Cell phones replace PCs? You can't be serious. Have you ever tried to do any useful work on a cell phone? I don't think there are millions of Japanese designing buildings, putting together power-point presentations, editing audio/video/photos and a zillion other apps on their cell phones, and I don't think they ever will.

Japanese cell phone system technology is generally better than the US, mainly because of the over-population/density of Japan. The entire country is about the size of California, but has early the same population as the US. If you werre going to install a system to provide nation-wide cell coverage for everyone, where do you think it would be cheaper to do so?

As far as seeing things here a decade after the Japanese- you're dead wrong. The US market was the driving force for most Japanese manufacturing for many years. They made stuff for export that you simply did not find in Japan. I first moved to Japan in the late 80s. At the time I expected to see the place looking like something from 20 years in the future. When I got there I found it was essentially a third-world country in terms of the way people lived. They were sending all the cool stuff to the US and using almost none of it. You could buy Japanese products in the US cheaper than you could get them in Japan. Now, snce many of Japan's manufacturing jobs have gone overseas and the government has put policies to promote domestic consumption in place, there seems to be more of a balance between Japan and the US with regard to technology use.

Get real, dude!

I_F
 
Nobody is comparing computers to a cell phone. Writing a simple Word document would be a chore in a cell phone.

The word "computer" isn't very useful nowadays. Most electronic applications today are computers that perform limited and specialized tasks.
 
phn said:
Nobody is comparing computers to a cell phone. Writing a simple Word document would be a chore in a cell phone.
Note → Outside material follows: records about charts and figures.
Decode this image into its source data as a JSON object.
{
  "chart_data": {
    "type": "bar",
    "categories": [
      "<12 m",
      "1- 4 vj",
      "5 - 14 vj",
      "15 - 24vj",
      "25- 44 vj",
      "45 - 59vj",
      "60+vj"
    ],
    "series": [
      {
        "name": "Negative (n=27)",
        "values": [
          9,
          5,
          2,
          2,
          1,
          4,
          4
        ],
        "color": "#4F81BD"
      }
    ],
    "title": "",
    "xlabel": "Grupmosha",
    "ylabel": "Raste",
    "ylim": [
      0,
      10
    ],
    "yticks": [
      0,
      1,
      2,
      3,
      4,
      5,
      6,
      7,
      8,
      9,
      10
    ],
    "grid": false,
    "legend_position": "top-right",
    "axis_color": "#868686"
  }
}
The word "computer" isn't very useful nowadays. Most electronic applications today are computers that perform limited and specialized tasks.


Since you have declared the PC obsolete what are we going to run our programs on?
 
zenmasterbrian said:
Once we can define a target hardware, then we can start talking about software. This hardware could be something derived from a commerical product.

It could be derived from something that is partially open already.


Let me see if I have this right.
You wish to take a system that functions adequately using readily available hardware and throw that out. You would then replace it with an over-specified non specific system that has to be bent in to doing a task for which there already exists perfectly adequate hardware just so you can place a layer of unnecessary software on top.
So instead of i.e. receiver - filter/dac - output stage, I would have each section beholden to some lump running software merrily meddling with the dataflow.

To think I thought the people who came up with the Zone Phone had gone away.